“Serve una legislatura costituente”. Parla Gallo, grillino ortodosso
Il deputato M5s, fedele a Fico, spiega: “Ormai c’è il proporzionale: servono convergenze e non liti. Basta con l’antirenzismo”
Roma. Quando dice che “bisogna avviare una legislatura costituente”, Luigi Gallo quasi non se n’accorge, nella foga del suo eloquio partenopeo, di ricorrere esattamente alla stessa perifrasi utilizzata da Dario Franceschini. Ma in fondo deve saperlo bene, il deputato del Movimento 5 stelle, quanto quelle parole risultino clamorose, dette da lui. Lui che è uno dei grillini “ortodossi”, “duri e puri”, che implora di “non ricorrere a queste etichette”, per descriverlo, ma che pure non nega di essere stato, e di continuare ad essere, uno dei parlamentari più vicini a Roberto Fico. E vicini non solo per provenienza geografica – sono entrambi napoletani – ma soprattutto per ideologia: anche Gallo, come Fico, viene da anni di militanza per l’acqua pubblica e per il benecomunismo, e come Fico ha fatto dell’ambientalismo una delle sue battaglie predilette. Il tutto, prima di arrivare a Montecitorio, nel 2013, e da lì in avanti impegnarsi per la riduzione delle tasse universitarie e la gratuità dei libri di testo nelle scuole.
È per questo, insomma, che colpisce sentire un “grillino di sinistra” parlare di “stagione di pacificazione”, neanche fosse un Di Maio qualsiasi. Eppure quando discorre di “costituente”, Gallo non ricorre alla retorica. È proprio al secondo dopoguerra, che fa riferimento. “La nostra Carta, quel gioiello, è nata dal dialogo costruttivo tra forze che erano profondamente diverse, ma che pure hanno deciso di lavorare insieme per il bene dei cittadini”. Proprio quello che, si parva licet, dovrebbero fare oggi Pd e M5s. Dice Gallo: “Luigi su questo ha parlato chiaro: visto che il Pd ha deciso di avviare il percorso, ecco che si è cominciato finalmente a mettere sul tavolo le proposte concrete del nostro programma. E questo è importantissimo: perché finalmente si parla di temi e non di nomi”.
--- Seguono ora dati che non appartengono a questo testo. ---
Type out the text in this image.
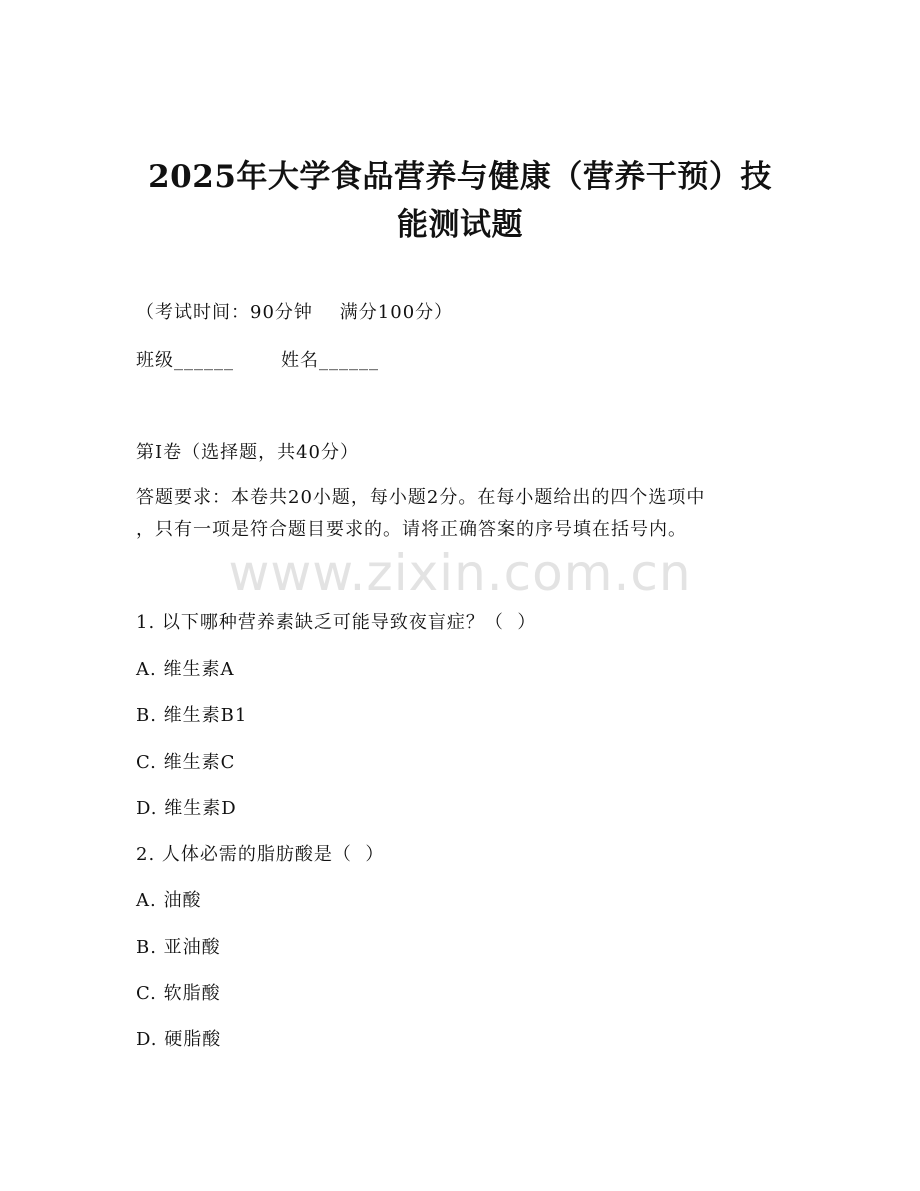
2025年大学食品营养与健康（营养干预）技
能测试题
（考试时间：90分钟    满分100分）
班级______       姓名______
第I卷（选择题，共40分）
答题要求：本卷共20小题，每小题2分。在每小题给出的四个选项中
，只有一项是符合题目要求的。请将正确答案的序号填在括号内。
www.zixin.com.cn
1. 以下哪种营养素缺乏可能导致夜盲症？（  ）
A. 维生素A
B. 维生素B1
C. 维生素C
D. 维生素D
2. 人体必需的脂肪酸是（  ）
A. 油酸
B. 亚油酸
C. 软脂酸
D. 硬脂酸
Ma se è da questo che bisogna partire per trovare un’intesa col Pd, dal programma, allora perché enfatizzare, come ha fatto Di Maio, proprio alcuni dei punti più divisivi, rispetto ai dem: dalla riforma del Jobs Act all’abolizione della legge Fornero, dalla Buona Scuola al reddito di cittadinanza? E perché riproporre così, dal nulla, la crociata contro il conflitto d’interessi? “È nell’economia della trattativa”, replica Gallo, risoluto. “Dal momento che il Pd ha detto che è necessario partire dai suoi 100 punti, è importante che anche noi ribadiamo le nostre priorità più identitarie. Dopodiché, nel dialogo che si costruirà, si troverà un accordo. Purché, però, si tratti di un accordo alto”. E infatti quando gli si chiede se insomma lui, da grillino vecchio stile, sia disposto “a scendere a patti” col Pd, perfino col Pd renziano, Gallo precisa che “no, non si può scendere. Ma solo perché, piuttosto, bisogna salire a patti”.
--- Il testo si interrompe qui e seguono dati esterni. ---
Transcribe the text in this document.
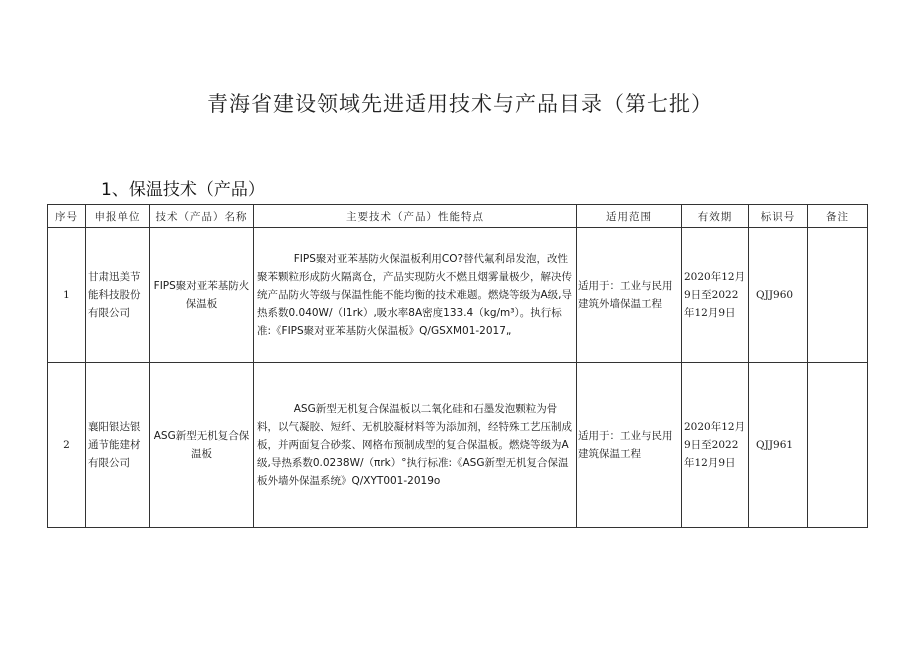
青海省建设领域先进适用技术与产品目录（第七批）
1、保温技术（产品）
序号	申报单位	技术（产品）名称	主要技术（产品）性能特点	适用范围	有效期	标识号	备注
1	甘肃迅美节能科技股份有限公司	FIPS聚对亚苯基防火保温板	FIPS聚对亚苯基防火保温板利用CO?替代氟利昂发泡，改性聚苯颗粒形成防火隔离仓，产品实现防火不燃且烟雾量极少，解决传统产品防火等级与保温性能不能均衡的技术难题。燃烧等级为A级,导热系数0.040W/（l1rk）,吸水率8A密度133.4（kg/m³）。执行标准:《FIPS聚对亚苯基防火保温板》Q/GSXM01-2017„	适用于：工业与民用建筑外墙保温工程	2020年12月9日至2022年12月9日	QJJ960	
2	襄阳银达银通节能建材有限公司	ASG新型无机复合保温板	ASG新型无机复合保温板以二氧化硅和石墨发泡颗粒为骨料，以气凝胶、短纤、无机胶凝材料等为添加剂，经特殊工艺压制成板，并两面复合砂浆、网格布预制成型的复合保温板。燃烧等级为A级,导热系数0.0238W/（πrk）°执行标准:《ASG新型无机复合保温板外墙外保温系统》Q/XYT001-2019o	适用于：工业与民用建筑保温工程	2020年12月9日至2022年12月9日	QJJ961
E spiega perché. “La stagione del maggioritario – argomenta – è finito nel momento in cui, il 4 marzo, nessuno ha ottenuto la maggioranza dei seggi e dunque l’autonomia. E allora, dato che siamo di fronte a uno schema proporzionale, bisogna archiviare, insieme alle tentazioni della purezza e dell’isolazionismo, anche la contrapposizione che ha caratterizzato dapprima la stagione del bipolarismo, e poi quella della lotta frontale, esasperata”. Ma come spiegarlo agli attivisti, specie a quelli fedeli alla linea originaria, che dopo aver sbeffeggiato Matteo Renzi, dopo averlo additato come il male assoluto, al pari di Silvio Berlusconi, per anni, ora si deve riabilitarlo come alleato di governo? “Bisognerà promuovere un confronto con gli attivisti per spiegare loro questo cambio di paradigma. Se saremo chiari e sinceri, verremo capiti”. Silenziare l’eco degli insulti, liberarsi del ricordo delle offese: questo bisogna fare. “Basta personalismi, basta risentimenti e personalismi. Col proporzionale la dialettica politica deve fondarsi, anziché sullo scontro muscolare, sulle convergenze alte”. E va bene, ma la base? “La base comprenderà che la nobiltà dell’accordo vale assolutamente più della pregiudiziale antirenziana. Meglio realizzare buona parte del nostro programma insieme ad altri, che non sognare di attuarlo tutto in un futuro ipotetico”. È questa, dice Gallo, “la terza repubblica”.